Ces dirigeants sont loin d'être parfaits,
mais une chose qu'ils ont faite,
c'est réparer une bonne partie des dégâts
causés par la deuxième génération.
Ils ont cessé les conflits,
et je les appelle
la « génération stabilisante. »
Ils sont plus responsables
à l'égard de leur peuple,
ils ont mis en place
des politiques macro-économiques,
et nous voyons pour la première fois
la croissance de l'Afrique,
qui est devenue la deuxième zone
en termes de croissance.
Ces dirigeants sont loin d'être parfaits.

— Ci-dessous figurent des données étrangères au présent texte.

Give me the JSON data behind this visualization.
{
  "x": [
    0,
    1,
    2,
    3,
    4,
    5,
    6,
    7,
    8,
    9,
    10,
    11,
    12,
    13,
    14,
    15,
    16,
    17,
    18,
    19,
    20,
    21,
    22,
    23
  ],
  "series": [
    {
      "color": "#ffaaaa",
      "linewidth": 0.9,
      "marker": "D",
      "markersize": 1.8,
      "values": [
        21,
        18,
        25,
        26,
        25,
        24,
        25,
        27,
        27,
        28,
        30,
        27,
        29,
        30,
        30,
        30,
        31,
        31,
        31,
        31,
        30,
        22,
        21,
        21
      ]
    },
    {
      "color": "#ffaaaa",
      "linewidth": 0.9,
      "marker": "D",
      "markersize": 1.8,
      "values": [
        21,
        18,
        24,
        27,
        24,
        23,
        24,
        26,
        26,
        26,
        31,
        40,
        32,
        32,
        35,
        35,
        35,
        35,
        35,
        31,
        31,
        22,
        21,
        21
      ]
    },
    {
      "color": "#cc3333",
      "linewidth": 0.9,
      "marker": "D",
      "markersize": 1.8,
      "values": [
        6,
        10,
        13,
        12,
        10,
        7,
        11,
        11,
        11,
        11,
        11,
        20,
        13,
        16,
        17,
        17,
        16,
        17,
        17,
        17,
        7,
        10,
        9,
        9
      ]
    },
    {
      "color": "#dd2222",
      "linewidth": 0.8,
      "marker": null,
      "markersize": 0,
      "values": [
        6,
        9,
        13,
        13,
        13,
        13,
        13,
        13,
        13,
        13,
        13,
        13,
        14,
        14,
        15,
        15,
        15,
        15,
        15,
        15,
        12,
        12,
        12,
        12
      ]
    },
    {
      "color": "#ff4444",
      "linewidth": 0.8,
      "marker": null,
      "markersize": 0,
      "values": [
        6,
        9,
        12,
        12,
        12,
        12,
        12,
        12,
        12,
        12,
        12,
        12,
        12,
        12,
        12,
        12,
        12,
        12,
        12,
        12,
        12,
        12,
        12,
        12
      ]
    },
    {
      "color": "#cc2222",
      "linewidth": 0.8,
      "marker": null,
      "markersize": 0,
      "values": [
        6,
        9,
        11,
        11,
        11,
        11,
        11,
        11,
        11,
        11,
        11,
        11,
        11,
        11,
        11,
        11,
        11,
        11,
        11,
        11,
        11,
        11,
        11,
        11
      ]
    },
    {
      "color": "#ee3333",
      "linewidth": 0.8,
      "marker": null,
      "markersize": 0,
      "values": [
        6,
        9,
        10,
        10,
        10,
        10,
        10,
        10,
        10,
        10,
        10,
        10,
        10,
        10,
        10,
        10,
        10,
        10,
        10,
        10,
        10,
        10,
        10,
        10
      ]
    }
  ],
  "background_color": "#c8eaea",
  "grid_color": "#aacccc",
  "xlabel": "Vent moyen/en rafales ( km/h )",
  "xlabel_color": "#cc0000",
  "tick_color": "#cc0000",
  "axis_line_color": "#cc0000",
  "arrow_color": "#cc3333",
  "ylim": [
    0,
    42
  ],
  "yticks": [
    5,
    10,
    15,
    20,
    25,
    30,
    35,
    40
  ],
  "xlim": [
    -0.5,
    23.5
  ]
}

Mais ils sont en tout état de cause
les meilleurs dirigeants que nous ayons
eus ces cinquante dernières années.
Alors, où cela nous mène-t-il ?
Je crois que la prochaine génération,
la quatrième génération,
a une opportunité unique
de transformer le continent.
Ils peuvent faire
deux choses en particulier
que les générations précédentes
n'ont pas faites.
La première chose qu'ils doivent faire,
c'est amener la prospérité
sur le continent.
Pourquoi la prospérité
est-elle si importante ?
Parce que les générations précédentes
n'ont pas pu s'attaquer
au problème de la pauvreté.
L'Afrique aujourd'hui
a le taux de croissance démographique
le plus élevé au monde,
mais aussi la population la plus pauvre.
D'ici 2030, l'Afrique aura plus
de main d’œuvre que la Chine,
et d'ici 2050, elle sera le plus gros
foyer de main d’œuvre au monde.
Un milliard de personnes
auront besoin d'un emploi en Afrique,
donc si nous n'accélérons
pas assez l'économie,
nous sommes assis
sur une bombe à retardement,
pas seulement pour l'Afrique,
mais aussi pour le reste du monde.
Laissez-moi vous donner un exemple
d'une personne qui se montre
à la hauteur de cet héritage
et crée une certaine prospérité :
Laetitia.
Laetitia est une jeune femme du Kenya,
qui, à 13 ans, a dû quitter l'école
parce que sa famille
ne pouvait plus payer les frais.
Alors elle a lancé son affaire,
un élevage de lapins,
qui sont un mets raffiné dans la région
du Kenya d'où elle vient.
Son affaire a si bien marché qu'en un an,
elle employait déjà 15 femmes
et était capable
de générer assez de revenus
pour retourner à l'école,
et, par le biais de ces femmes,
financer l'éducation de 65 autres enfants.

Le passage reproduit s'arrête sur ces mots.